The revenue and oil laws are two of a package of four laws generally (and confusingly) also referred to as “the oil law” because of the centrality of the law that rewrites Iraq’s entire oil system. The revenue law and two others detailing the roles of the Iraq National Oil Co. and the Ministry of Oil are three small pieces of this larger transformation.

According to the July 12 “Initial Benchmark Assessment Report,” “Prime Minister Maliki intends to submit the revenue management law to the [Iraqi cabinet] soon, for subsequent consideration by the [Iraqi parliament] along with the framework hydrocarbon law.”

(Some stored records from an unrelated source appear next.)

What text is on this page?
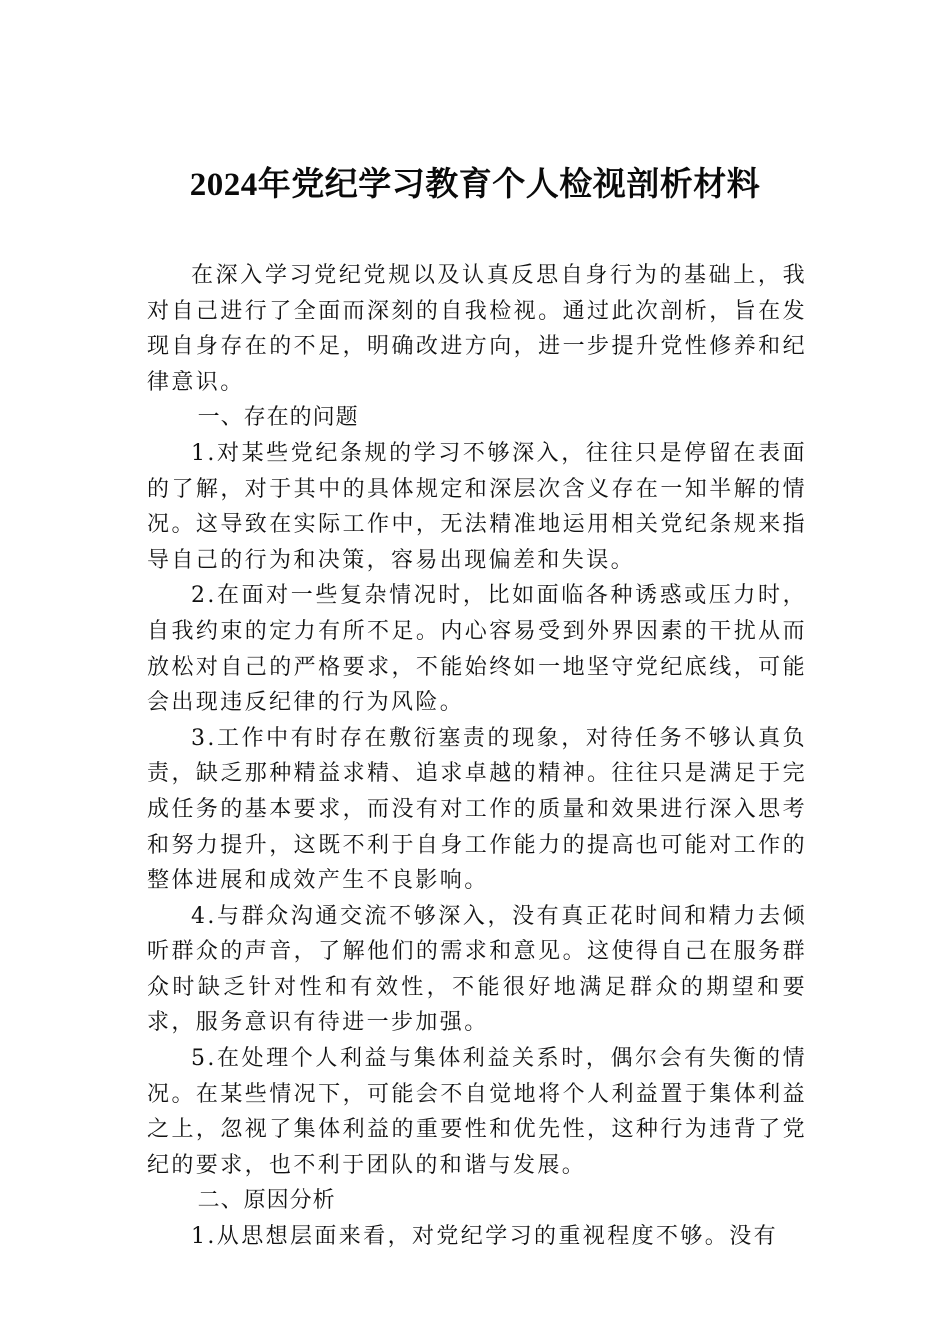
2024年党纪学习教育个人检视剖析材料

在深入学习党纪党规以及认真反思自身行为的基础上，我对自己进行了全面而深刻的自我检视。通过此次剖析，旨在发现自身存在的不足，明确改进方向，进一步提升党性修养和纪律意识。

一、存在的问题

1.对某些党纪条规的学习不够深入，往往只是停留在表面的了解，对于其中的具体规定和深层次含义存在一知半解的情况。这导致在实际工作中，无法精准地运用相关党纪条规来指导自己的行为和决策，容易出现偏差和失误。

2.在面对一些复杂情况时，比如面临各种诱惑或压力时，自我约束的定力有所不足。内心容易受到外界因素的干扰从而放松对自己的严格要求，不能始终如一地坚守党纪底线，可能会出现违反纪律的行为风险。

3.工作中有时存在敷衍塞责的现象，对待任务不够认真负责，缺乏那种精益求精、追求卓越的精神。往往只是满足于完成任务的基本要求，而没有对工作的质量和效果进行深入思考和努力提升，这既不利于自身工作能力的提高也可能对工作的整体进展和成效产生不良影响。

4.与群众沟通交流不够深入，没有真正花时间和精力去倾听群众的声音，了解他们的需求和意见。这使得自己在服务群众时缺乏针对性和有效性，不能很好地满足群众的期望和要求，服务意识有待进一步加强。

5.在处理个人利益与集体利益关系时，偶尔会有失衡的情况。在某些情况下，可能会不自觉地将个人利益置于集体利益之上，忽视了集体利益的重要性和优先性，这种行为违背了党纪的要求，也不利于团队的和谐与发展。

二、原因分析

1.从思想层面来看，对党纪学习的重视程度不够。没有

As I write, the future of the “framework hydrocarbon law” (the oil law) is very unclear. As U.S. pressure intensifies to pass the law before September 2007, the deadline established by the Supplemental, Iraqi resistance grows.

What must be done

On June 19, five Nobel Peace Prize recipients released a statement publicly denouncing not only the Iraq oil law, but also the pressure being applied by the U.S. Congress and the Bush administration on the Iraqi government to pass it.

The laureates’ statement, which has been circulated by Rep. Jim McDermott, D-Wash., to every member of the U.S. Congress, declares that “the U.S. government should leave the matter of how Iraq will address the future of its oil system to the Iraqi people to be dealt with at a time when they are free from occupation and more able to engage in truly democratic decision making. It is immoral and illegal to use war and invasion as mechanisms for robbing a people of their vital natural resources.” (You too can sign on to this statement. See below for details).

The debate in the U.S. Congress has finally shifted from “whether” to “how” to end the U.S. invasion of Iraq. But the devil may yet be in the details. We must be vigilant and demand not only that the occupation end, but as the details of withdrawal are worked out, that the requirement that Iraqis change their oil system is taken off of the table.

Reflecting the widespread opposition to the oil law among not only Iraq’s people in general, but Iraq’s oil workers in particular, Faleh Abood Umara, general secretary of the Iraqi Federation of Oil Unions, explained, “We reject this kind of agreement absolutely. The law will rob Iraq of its main resource — its oil. It will undermine the sovereignty of Iraq and our people.”